Bluetooth is a radio technology for connecting peripherals, handhelds, cell phones and other devices to personal computers. The technology emits a very powerful signal, but it has a range of just 10 feet.
Via is the latest of the growing number of makers of chips, laptop and cell phones to begin adopting Bluetooth. The technology has won some high-profile converts, such as Microsoft, which now plans to use it to eliminate the cables connecting a keyboard or mouse to a PC. And Apple Computer plans to use Bluetooth to wirelessly synchronize a handheld device to an Apple computer or laptop.

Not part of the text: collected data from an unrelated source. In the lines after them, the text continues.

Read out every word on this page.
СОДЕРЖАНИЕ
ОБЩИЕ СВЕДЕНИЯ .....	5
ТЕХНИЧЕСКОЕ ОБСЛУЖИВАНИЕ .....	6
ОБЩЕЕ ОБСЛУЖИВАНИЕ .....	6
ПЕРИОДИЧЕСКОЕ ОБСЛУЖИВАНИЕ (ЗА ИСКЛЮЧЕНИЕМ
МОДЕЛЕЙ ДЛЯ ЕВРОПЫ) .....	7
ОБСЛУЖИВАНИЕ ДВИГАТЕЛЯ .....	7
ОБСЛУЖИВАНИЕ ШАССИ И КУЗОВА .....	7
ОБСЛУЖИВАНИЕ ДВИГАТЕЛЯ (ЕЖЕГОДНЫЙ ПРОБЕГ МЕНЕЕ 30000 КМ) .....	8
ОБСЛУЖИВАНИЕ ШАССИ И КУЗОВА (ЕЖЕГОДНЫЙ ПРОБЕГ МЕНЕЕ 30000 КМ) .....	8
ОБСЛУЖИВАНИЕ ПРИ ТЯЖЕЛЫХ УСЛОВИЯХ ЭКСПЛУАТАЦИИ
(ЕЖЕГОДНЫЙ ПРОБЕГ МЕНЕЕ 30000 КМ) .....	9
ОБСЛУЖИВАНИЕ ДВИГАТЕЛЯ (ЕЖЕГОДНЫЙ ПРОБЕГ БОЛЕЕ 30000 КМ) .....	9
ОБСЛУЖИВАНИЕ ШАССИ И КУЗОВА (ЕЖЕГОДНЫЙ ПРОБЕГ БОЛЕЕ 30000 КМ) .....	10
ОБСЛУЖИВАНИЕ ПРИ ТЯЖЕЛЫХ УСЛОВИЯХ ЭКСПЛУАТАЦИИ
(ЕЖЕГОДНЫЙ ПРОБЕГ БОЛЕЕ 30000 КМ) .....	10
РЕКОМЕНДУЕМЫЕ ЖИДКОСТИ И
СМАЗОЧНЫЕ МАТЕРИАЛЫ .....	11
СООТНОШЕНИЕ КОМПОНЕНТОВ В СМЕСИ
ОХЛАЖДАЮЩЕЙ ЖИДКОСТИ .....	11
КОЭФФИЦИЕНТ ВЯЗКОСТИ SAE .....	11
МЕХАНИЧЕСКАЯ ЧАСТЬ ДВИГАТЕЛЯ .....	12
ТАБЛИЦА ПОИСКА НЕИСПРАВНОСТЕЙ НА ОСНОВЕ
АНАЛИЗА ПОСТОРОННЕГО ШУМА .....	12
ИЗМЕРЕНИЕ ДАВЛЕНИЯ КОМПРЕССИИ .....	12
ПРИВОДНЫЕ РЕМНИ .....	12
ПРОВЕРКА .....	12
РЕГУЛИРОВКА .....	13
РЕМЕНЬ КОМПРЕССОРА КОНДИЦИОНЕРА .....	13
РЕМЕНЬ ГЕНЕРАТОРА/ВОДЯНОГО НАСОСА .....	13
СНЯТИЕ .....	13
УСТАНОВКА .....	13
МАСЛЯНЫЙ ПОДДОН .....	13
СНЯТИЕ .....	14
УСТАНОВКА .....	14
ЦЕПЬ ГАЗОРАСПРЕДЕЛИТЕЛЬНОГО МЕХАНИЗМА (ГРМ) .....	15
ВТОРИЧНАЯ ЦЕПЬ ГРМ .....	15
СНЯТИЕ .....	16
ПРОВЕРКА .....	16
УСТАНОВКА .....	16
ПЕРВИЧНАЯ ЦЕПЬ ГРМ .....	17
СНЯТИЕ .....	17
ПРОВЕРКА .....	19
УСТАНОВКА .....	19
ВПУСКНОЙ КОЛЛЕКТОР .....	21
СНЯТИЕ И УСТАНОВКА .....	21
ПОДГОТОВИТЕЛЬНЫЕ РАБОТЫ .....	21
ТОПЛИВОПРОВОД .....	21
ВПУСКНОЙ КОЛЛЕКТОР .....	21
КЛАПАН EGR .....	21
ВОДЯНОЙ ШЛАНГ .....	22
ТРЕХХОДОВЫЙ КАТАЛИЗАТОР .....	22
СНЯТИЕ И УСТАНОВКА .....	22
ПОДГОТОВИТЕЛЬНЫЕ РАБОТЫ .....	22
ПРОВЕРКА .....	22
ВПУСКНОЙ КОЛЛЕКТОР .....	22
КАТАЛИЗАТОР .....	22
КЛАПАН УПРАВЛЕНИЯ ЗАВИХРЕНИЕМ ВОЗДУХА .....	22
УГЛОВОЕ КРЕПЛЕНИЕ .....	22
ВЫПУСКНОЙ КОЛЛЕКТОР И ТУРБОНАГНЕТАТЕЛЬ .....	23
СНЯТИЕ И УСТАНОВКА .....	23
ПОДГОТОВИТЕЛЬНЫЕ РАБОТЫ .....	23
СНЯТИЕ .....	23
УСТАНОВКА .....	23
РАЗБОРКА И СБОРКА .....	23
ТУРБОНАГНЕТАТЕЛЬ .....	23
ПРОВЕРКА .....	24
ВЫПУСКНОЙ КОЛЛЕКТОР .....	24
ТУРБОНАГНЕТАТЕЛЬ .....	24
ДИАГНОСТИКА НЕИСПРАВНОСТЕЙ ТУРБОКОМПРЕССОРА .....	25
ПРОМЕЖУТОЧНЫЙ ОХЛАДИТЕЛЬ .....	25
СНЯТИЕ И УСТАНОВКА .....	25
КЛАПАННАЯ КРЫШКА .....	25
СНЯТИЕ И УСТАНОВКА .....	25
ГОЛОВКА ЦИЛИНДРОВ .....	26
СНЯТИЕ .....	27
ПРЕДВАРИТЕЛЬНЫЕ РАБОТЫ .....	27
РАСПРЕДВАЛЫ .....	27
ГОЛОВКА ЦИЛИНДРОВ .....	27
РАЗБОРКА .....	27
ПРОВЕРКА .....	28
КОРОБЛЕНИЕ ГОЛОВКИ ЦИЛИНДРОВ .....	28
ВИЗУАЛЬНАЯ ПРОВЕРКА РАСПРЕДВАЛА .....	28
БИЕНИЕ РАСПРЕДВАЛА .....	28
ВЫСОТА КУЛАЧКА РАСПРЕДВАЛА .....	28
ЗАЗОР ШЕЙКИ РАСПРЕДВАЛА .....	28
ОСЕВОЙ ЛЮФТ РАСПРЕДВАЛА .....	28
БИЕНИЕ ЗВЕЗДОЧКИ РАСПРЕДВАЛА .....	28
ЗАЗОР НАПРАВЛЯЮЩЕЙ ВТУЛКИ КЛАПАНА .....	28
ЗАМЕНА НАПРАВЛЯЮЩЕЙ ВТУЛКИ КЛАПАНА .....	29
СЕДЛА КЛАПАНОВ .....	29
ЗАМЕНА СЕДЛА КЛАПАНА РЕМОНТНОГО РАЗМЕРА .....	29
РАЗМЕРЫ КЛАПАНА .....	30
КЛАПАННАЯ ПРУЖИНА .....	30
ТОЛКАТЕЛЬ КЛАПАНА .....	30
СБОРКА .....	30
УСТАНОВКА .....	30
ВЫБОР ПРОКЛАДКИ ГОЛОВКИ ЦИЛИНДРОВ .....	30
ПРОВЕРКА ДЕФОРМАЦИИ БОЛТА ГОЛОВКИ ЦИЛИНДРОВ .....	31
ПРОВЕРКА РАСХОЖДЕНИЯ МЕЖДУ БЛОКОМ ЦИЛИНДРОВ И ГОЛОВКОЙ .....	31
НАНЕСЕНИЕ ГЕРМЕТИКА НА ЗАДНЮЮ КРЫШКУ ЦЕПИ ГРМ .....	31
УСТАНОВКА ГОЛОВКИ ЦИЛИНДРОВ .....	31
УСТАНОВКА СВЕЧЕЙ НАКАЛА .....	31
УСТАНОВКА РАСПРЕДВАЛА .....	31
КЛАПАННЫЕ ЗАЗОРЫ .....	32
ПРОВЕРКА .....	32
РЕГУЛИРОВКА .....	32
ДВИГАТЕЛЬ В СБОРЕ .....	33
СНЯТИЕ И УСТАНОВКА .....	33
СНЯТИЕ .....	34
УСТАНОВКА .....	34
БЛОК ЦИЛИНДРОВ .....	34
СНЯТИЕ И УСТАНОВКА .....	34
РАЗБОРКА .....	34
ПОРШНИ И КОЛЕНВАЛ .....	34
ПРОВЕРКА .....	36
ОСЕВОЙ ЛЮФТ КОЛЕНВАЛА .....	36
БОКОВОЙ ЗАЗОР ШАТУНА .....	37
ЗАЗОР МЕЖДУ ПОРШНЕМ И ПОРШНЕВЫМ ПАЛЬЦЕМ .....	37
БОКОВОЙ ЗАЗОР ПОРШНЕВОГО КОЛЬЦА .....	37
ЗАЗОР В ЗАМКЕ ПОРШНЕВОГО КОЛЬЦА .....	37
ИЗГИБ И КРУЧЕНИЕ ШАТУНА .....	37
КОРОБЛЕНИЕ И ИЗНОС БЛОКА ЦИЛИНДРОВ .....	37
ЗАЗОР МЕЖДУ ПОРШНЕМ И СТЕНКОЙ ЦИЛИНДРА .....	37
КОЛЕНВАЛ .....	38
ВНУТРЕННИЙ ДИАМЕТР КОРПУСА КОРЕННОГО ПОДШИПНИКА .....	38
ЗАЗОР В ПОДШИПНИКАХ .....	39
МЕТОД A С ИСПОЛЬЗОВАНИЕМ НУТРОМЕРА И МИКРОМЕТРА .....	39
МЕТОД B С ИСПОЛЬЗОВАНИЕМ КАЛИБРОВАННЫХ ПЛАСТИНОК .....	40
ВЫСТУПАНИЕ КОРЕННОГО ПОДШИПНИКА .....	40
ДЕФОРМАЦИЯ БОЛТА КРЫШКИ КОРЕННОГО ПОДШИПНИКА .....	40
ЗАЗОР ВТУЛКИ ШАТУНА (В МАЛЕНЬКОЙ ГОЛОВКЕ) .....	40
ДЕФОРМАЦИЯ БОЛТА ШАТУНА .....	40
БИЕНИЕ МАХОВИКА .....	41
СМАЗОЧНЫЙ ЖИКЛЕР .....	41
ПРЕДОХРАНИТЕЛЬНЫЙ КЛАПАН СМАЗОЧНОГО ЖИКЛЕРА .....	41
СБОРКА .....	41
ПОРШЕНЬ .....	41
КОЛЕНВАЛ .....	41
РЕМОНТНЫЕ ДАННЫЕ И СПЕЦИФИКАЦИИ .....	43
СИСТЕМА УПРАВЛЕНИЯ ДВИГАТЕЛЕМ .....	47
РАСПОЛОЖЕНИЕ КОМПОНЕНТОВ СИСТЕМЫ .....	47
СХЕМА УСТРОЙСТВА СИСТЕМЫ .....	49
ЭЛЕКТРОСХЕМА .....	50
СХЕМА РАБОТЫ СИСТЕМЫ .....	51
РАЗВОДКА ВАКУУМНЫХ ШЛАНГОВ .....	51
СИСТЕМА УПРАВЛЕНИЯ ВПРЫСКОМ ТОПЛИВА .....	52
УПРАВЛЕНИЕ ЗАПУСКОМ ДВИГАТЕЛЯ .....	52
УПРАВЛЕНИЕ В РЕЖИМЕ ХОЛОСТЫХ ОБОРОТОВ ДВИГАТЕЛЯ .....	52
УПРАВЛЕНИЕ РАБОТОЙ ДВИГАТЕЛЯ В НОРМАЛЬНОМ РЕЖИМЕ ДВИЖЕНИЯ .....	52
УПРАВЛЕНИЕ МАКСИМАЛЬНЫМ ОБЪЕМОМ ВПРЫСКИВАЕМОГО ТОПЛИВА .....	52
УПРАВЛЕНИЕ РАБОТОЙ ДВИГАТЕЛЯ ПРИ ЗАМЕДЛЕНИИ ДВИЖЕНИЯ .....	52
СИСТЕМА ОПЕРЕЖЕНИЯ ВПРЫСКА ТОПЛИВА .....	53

Bluetooth is supposed to have its breakthrough year in 2003, according to analyst firm IDC. The Bluetooth semiconductor market could grow to $2.6 billion in 2006 from $76.6 million last year, the market research firm predicted. Consumers and businesses would purchase 560 million Bluetooth-enabled devices by 2005, market researcher Gartner projected.
Via got into the microprocessor market in 1999 when it acquired the microprocessor divisions of National Semiconductor and IDT, named Cyrix and Centaur, respectively. The first chips came out in 2000.
Via specializes in cut-rate processors that are largely sold in developing nations. In China, for instance, many manufacturers bundle Via's chips with computers running Microsoft's ancient DOS operating system. Other chipmakers, such as Intel, have yet to announce their Bluetooth intentions.